Coronavirus....

Coronavirus.

Las medidas de Madrid ante la gripe española de 1918: aislamiento y desinfección con hipoclorito de cal.

El alcalde Luis Silvela dictó un bando que se fijó en los lugares habituales de la capital, para información de los madrileños.

Mónica Arrizabalaga.

Actualizado: 05/03/2020 09:01h.

«Don Luis Silvela y Casado, alcalde-presidente del excelentísimo Ayuntamiento de esta muy heroica villa. Hago saber:

Que aun cuando hasta ahora la epidemia reinante en España no se ha propagado a Madrid y el estado sanitario continúa siendo en general satisfactorio, ha considerado conveniente esta Alcaldía hacer públicas, para tranquilidad del vecindario, las medidas preventivas puestas ya en práctica de modo que no causaran alarma y aquellas otras adoptadas ahora, que integran el plan completo de prevención contra la epidemia y cuyo detalle es el siguiente:

Primero. Desinfección de viajeros, equipajes, mercancías y vagones de ferrocarril empleados en el transporte, que se lleva a efecto en las estaciones de llegada, y en los domicilios de los viajeros cuando éstos procedan de puntos epidemiados, sujetándoles en este caso a una minuciosa observación facultativa.

Segundo. Desinfección de la correspondencia, que se hará de acuerdo con la Dirección general de Comunicaciones, en los locales que la misma designe.

Tercero. Aislamiento de los enfermos que se presuma se hallen padeciendo la enfermedad reinante. Para ello están habilitados algunos amplios locales y si fuese preciso se habilitarán otros más en que dicho aislamiento pueda llevarse a cabo rigurosamente.

Cuarto. Desinfección constante de teatros, cafés, iglesias, escuelas, círculos y demás locales cerrados en donde pueda llevarse a cabo rigurosamente su objeto.

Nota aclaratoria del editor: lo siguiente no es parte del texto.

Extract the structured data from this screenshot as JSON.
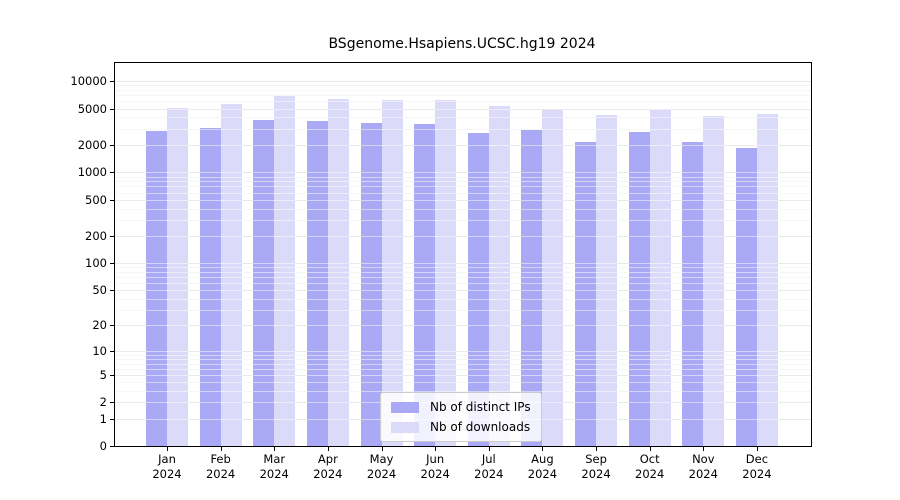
{
  "title": "BSgenome.Hsapiens.UCSC.hg19 2024",
  "chart_data": {
    "type": "bar",
    "scale": "log10(1+x)",
    "grid": true,
    "legend_position": "bottom-center-inside",
    "categories": [
      "Jan",
      "Feb",
      "Mar",
      "Apr",
      "May",
      "Jun",
      "Jul",
      "Aug",
      "Sep",
      "Oct",
      "Nov",
      "Dec"
    ],
    "year": "2024",
    "series": [
      {
        "name": "Nb of distinct IPs",
        "color": "#a9a9f6",
        "values": [
          2850,
          3050,
          3800,
          3650,
          3450,
          3420,
          2730,
          2940,
          2170,
          2790,
          2170,
          1870
        ]
      },
      {
        "name": "Nb of downloads",
        "color": "#dbdbf9",
        "values": [
          5050,
          5650,
          6800,
          6380,
          6240,
          6200,
          5390,
          4800,
          4230,
          4950,
          4190,
          4370
        ]
      }
    ],
    "yticks": [
      10000,
      5000,
      2000,
      1000,
      500,
      200,
      100,
      50,
      20,
      10,
      5,
      2,
      1,
      0
    ],
    "ylim": [
      0,
      13000
    ]
  },
  "colors": {
    "major_grid": "#d4d4d4",
    "minor_grid": "#ececec",
    "axis": "#000000"
  }
}
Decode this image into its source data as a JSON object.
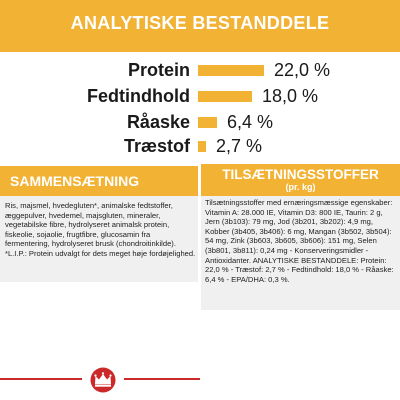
{
  "header": {
    "title": "ANALYTISKE BESTANDDELE"
  },
  "analysis": [
    {
      "label": "Protein",
      "value": "22,0 %",
      "amount": 22.0
    },
    {
      "label": "Fedtindhold",
      "value": "18,0 %",
      "amount": 18.0
    },
    {
      "label": "Råaske",
      "value": "6,4 %",
      "amount": 6.4
    },
    {
      "label": "Træstof",
      "value": "2,7 %",
      "amount": 2.7
    }
  ],
  "composition": {
    "heading": "SAMMENSÆTNING",
    "text": "Ris, majsmel, hvedegluten*, animalske fedtstoffer, æggepulver, hvedemel, majsgluten, mineraler, vegetabilske fibre, hydrolyseret animalsk protein, fiskeolie, sojaolie, frugtfibre, glucosamin fra fermentering, hydrolyseret brusk (chondroitinkilde). *L.I.P.: Protein udvalgt for dets meget høje fordøjelighed."
  },
  "additives": {
    "heading": "TILSÆTNINGSSTOFFER",
    "subheading": "(pr. kg)",
    "text": "Tilsætningsstoffer med ernæringsmæssige egenskaber: Vitamin A: 28.000 IE, Vitamin D3: 800 IE, Taurin: 2 g, Jern (3b103): 79 mg, Jod (3b201, 3b202): 4,9 mg, Kobber (3b405, 3b406): 6 mg, Mangan (3b502, 3b504): 54 mg, Zink (3b603, 3b605, 3b606): 151 mg, Selen (3b801, 3b811): 0,24 mg - Konserveringsmidler - Antioxidanter. ANALYTISKE BESTANDDELE: Protein: 22,0 % - Træstof: 2,7 % - Fedtindhold: 18,0 % - Råaske: 6,4 % - EPA/DHA: 0,3 %."
  },
  "colors": {
    "accent": "#f2b233",
    "panel": "#f0f0f0",
    "logo": "#cc2a2a"
  },
  "logo": {
    "icon": "royal-canin-crown-icon"
  }
}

Quinto. Desinfección de los coches del tranvía en los puntos de parada, sin perjuicio de la que se haga también en las cocheras.

Sexto. Baldeo de las vías públicas, comprendiendo las aceras y el centro de la calle, como asimismo de las alcantarillas, por medio de las mangas de riego, mezclando con el agua hipoclorito de cal. Con la misma substancia se desinfectarán los urinarios. El barrido de las calles se hará después de regadas éstas.

Séptimo. Instalación en los edificios del Congreso y del Senado de aparatos de constante desinfección.

Octavo. Prohibición de la rebusca en las basuras que se recojan directamente por los que se dedican a esta industria, sin depositarlas en la calle ni seleccionarlas, o se retirarán en las primeras horas de la mañana por los carros del servicio de limpiezas, y si éstos no bastasen, por los que se arrienden al efecto, procediéndose luego a la cremación de las basuras recogidas.

Ruega esta Alcaldía al vecindario que cuando necesite algún servicio de sanidad o higiene lo reclame directamente del Laboratorio municipal, por medio del teléfono o de tarjetas postales. Las que se empleen a este fin circularán sin franqueo de ninguna clase.

En la sensatez y cordura de todos confía esta Alcaldía-Presidencia para combatir con éxito la epidemia, si, desgraciadamente, llegara a invadir esta capital, y ahora para prevenirla, ya que el estado sanitario de Madri no puede producir alarma alguna.

Auxiliares eficadísimos han de ser los facultativos, que es de esperar sigan cumpliendo con todo celo el deber que el reglamento sanitario les impone de dar inmediatamente parte de hallarse asistiendo enfermo que pueda sospecharse padece la epidemia reinante; y también las familias, que desde los primeros momentos de enfermedad deben avisar al médico que se encargue de la asistencia facultativa, pues será muy sensible a esta Alcaldía-Presidencia tener que castigar con todo rigor, como está decidida a hacerlo, las omisiones que advierta en este particular, imponiendo a unos y otros las multas a que autorizan las leyes y reglamentos vigentes.

Madrid, 14 de Octubre de 1918.- Luis Silvela y Casado»

Además de este bando, el alcalde dictó otras medidas, disponiendo que se suspendieran las clases en las escuelas municipales y que algunos de los locales que éstas ocupaban se habilitaran por si fuera necesario aislar a enfermos.

Con acciones como éstas llevadas a cabo en toda España se intentó frenar la epidemia que causó en el país unas 150.000 víctimas.